I would have picked three spinners in the squad and I am shocked Murali Kartik was not in the original team.
Why three spinners?
I think anyone playing Australia should know their past record. The only two places they have lost a Test series are India and Sri Lanka, places where spin plays an important role. Left-arm spinner Ray Price (Zimbabwe) took six wickets in a Test in Australia recently.
Kartik is a very attacking bowler. I think the problem lies with your skipper. I think Sourav Ganguly does not trust left-arm spinners. It could be because he can play them very well or he just does not understand left-arm spinners. It is very important for the captain to understand his bowlers.
What does that mean?
Well, Imran once said that bowlers make better captains because they understand what it is all about. I remember how badly Ganguly handled Kartik in a Test against Zimbabwe. He let Kumble attack from one end and told Kartik to bowl a leg stump line to contain the batsmen.

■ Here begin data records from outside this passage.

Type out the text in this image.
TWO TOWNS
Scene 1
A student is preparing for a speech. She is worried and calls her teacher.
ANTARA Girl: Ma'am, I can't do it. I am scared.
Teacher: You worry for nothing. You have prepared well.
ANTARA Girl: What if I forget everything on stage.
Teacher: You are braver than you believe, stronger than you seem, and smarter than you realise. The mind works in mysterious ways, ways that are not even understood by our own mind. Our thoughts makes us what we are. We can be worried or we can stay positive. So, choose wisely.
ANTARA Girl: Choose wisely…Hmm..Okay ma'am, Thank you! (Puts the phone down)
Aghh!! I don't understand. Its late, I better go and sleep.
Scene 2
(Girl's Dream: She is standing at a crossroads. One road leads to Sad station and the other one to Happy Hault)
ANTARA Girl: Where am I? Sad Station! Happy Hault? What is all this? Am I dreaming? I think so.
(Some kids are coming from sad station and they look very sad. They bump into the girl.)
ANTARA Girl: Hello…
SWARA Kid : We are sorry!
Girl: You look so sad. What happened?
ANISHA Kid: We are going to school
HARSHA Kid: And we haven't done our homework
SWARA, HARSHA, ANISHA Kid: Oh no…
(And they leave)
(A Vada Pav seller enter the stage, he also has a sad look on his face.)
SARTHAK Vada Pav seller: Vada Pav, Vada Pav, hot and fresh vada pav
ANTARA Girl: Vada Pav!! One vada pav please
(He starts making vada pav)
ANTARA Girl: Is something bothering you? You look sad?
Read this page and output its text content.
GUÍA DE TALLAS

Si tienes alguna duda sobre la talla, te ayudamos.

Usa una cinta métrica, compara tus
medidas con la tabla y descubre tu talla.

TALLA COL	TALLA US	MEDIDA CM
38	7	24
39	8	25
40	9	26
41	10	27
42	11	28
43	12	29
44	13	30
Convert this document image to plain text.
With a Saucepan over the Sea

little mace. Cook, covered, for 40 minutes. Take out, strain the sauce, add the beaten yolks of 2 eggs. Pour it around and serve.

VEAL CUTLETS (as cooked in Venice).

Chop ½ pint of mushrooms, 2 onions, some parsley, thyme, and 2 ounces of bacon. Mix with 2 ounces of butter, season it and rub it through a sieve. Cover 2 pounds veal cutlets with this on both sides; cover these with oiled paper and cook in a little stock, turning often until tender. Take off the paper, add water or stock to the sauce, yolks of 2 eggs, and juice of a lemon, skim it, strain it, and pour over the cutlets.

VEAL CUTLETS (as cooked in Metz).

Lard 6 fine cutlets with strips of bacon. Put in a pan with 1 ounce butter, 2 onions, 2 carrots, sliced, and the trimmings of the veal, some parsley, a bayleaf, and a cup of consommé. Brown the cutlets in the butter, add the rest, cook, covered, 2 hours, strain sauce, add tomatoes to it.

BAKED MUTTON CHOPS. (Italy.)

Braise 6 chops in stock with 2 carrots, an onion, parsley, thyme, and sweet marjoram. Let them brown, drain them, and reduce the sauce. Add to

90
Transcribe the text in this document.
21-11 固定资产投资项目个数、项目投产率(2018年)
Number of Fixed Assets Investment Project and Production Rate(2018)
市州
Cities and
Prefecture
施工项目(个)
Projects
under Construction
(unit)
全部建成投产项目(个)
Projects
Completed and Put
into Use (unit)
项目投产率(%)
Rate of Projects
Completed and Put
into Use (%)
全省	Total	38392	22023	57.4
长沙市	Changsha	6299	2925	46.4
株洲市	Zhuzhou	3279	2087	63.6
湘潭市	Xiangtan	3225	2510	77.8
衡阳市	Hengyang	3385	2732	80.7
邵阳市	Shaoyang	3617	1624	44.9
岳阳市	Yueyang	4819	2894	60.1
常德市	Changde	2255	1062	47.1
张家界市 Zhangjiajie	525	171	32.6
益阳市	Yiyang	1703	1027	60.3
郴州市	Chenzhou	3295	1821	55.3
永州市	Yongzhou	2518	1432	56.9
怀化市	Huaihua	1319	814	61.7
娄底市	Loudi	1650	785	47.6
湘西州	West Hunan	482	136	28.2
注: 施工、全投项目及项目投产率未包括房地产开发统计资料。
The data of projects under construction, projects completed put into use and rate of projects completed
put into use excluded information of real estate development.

I thought that made no sense, as Karthik is an attacking bowler. I remember once Steve Waugh had nine fielders at the boundary for Brian Lara and the bowler was Shane Warne. You don't do such a thing to bowlers who are wicket-takers. I wouldn’t have done that to Dennis Lillee.
Was playing one spinner here a mistake?
Yes. On Adelaide wicket you should play two spinners. I would say on a wicket like Brisbane two spinners would not have been the right choice. Actually, you should have four quality bowlers in your team, two fast and two spinners and one genuine all-rounder.
Do you think India is doing the right thing by laying emphasis on fast bowling?
I think India are being stupid by chasing fast bowlers and ignoring their spin legacy. I think Indians have a natural ability to be good spinners. Like here, a good fast bowler just pops out from nowhere just when you are thinking there is no one good enough around.
Why do you say that?
I say this because of my experience with the Indians. I have seen rich Indian businessmen all over the world, who are wily, shrewd and have a lot of patience. And these are the qualities you require to be a good spinner. I remember talking to Prasanna once when he was here on some work and after 20 minutes of talk I told him 'now I know why you were such a good spinner'.
What was special about Prasanna?
He knew so much about his craft that I realised a lot of thought and planning must have gone into his bowling.
Where is India lacking at the moment?
I think you have all the makings of a good team. It is also improving its overseas record. But I think you lack a bowler who could bring you back into a match when the going is not good. Anil Kumble had that skill; I am not sure any more.
What would your advice be?
Look, I think India is also making the same mistake, which the rest of the world made, trying to follow the path of the West Indies team of the seventies and eighties. People forget that they had great fast bowlers.
In their case it was not the quantity but the quality that mattered. Have four fast bowlers but they should be good enough also. In your case, you had a great spin attack in Bedi, Prasanna and Chandra. If at that time you had someone like Kapil Dev in the team, it would have been a great attack.